2. Next start a new compute cluster in Databricks (e.g. via the ’Compute’ item in
the sidebar and then using the ’Create Compute’ button. Start Exercise 2.
Exercise 2. Topic of the Week Revision / Video
Starting the new cluster will take some time. While we are waiting for the new
cluster to start, let’s do some revision of this weeks lecture content with your
tutor - or watch this week’s video presentation.

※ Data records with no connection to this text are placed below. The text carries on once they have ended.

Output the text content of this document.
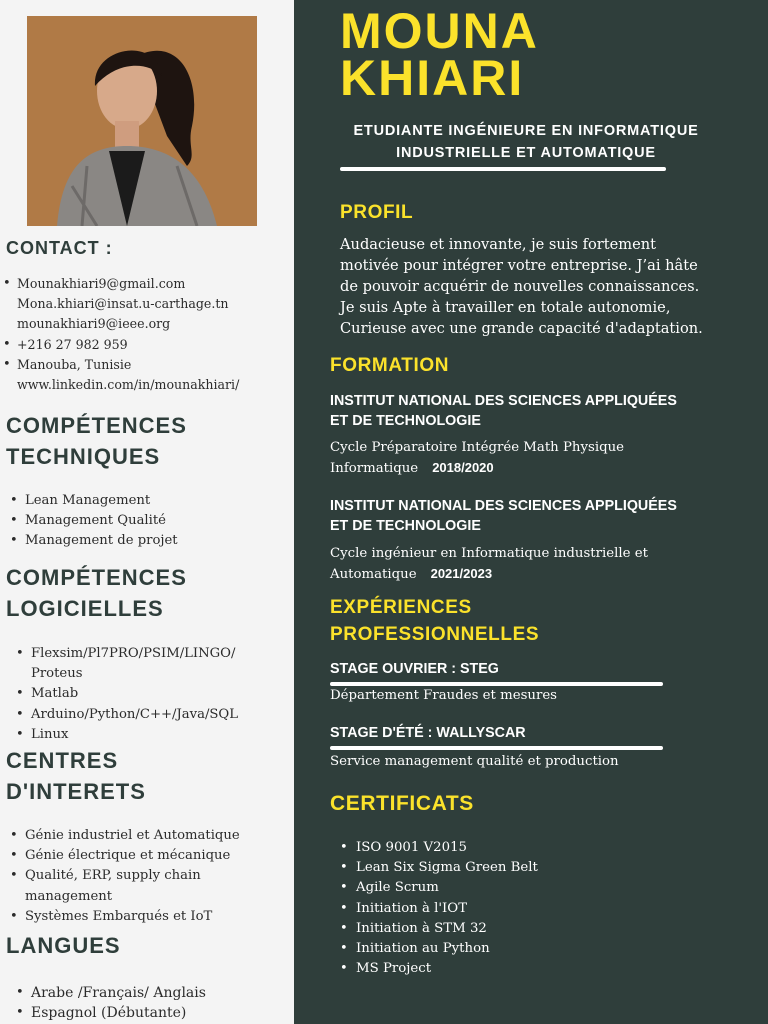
CONTACT :
• Mounakhiari9@gmail.com
Mona.khiari@insat.u-carthage.tn
mounakhiari9@ieee.org
• +216 27 982 959
• Manouba, Tunisie
www.linkedin.com/in/mounakhiari/
COMPÉTENCES
TECHNIQUES
• Lean Management
• Management Qualité
• Management de projet
COMPÉTENCES
LOGICIELLES
• Flexsim/Pl7PRO/PSIM/LINGO/
Proteus
• Matlab
• Arduino/Python/C++/Java/SQL
• Linux
CENTRES
D'INTERETS
• Génie industriel et Automatique
• Génie électrique et mécanique
• Qualité, ERP, supply chain
management
• Systèmes Embarqués et IoT
LANGUES
• Arabe /Français/ Anglais
• Espagnol (Débutante)
MOUNA
KHIARI
ETUDIANTE INGÉNIEURE EN INFORMATIQUE
INDUSTRIELLE ET AUTOMATIQUE
PROFIL
Audacieuse et innovante, je suis fortement
motivée pour intégrer votre entreprise. J’ai hâte
de pouvoir acquérir de nouvelles connaissances.
Je suis Apte à travailler en totale autonomie,
Curieuse avec une grande capacité d'adaptation.
FORMATION
INSTITUT NATIONAL DES SCIENCES APPLIQUÉES
ET DE TECHNOLOGIE
Cycle Préparatoire Intégrée Math Physique
Informatique 2018/2020
INSTITUT NATIONAL DES SCIENCES APPLIQUÉES
ET DE TECHNOLOGIE
Cycle ingénieur en Informatique industrielle et
Automatique 2021/2023
EXPÉRIENCES
PROFESSIONNELLES
STAGE OUVRIER : STEG
Département Fraudes et mesures
STAGE D'ÉTÉ : WALLYSCAR
Service management qualité et production
CERTIFICATS
• ISO 9001 V2015
• Lean Six Sigma Green Belt
• Agile Scrum
• Initiation à l'IOT
• Initiation à STM 32
• Initiation au Python
• MS Project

Exercise 3. Example PySpark Queryiong
Go through the different tasks of the provided pySpark notebook (Tutorial Week11-
PySparkQuerying.ipynb) and see how you can translate a given SQL query into a
pySpark program. It also shows how you can inspect the internal query plan in
Spark, and how to use the sparkmeasure package to measure query performance
in Databricks.
Exercise 4. Assignment 2
Assignment 2 has been released in Canvas. Please discuss any questions with your
tutor and feel free to start in the remaining time of the tutorial.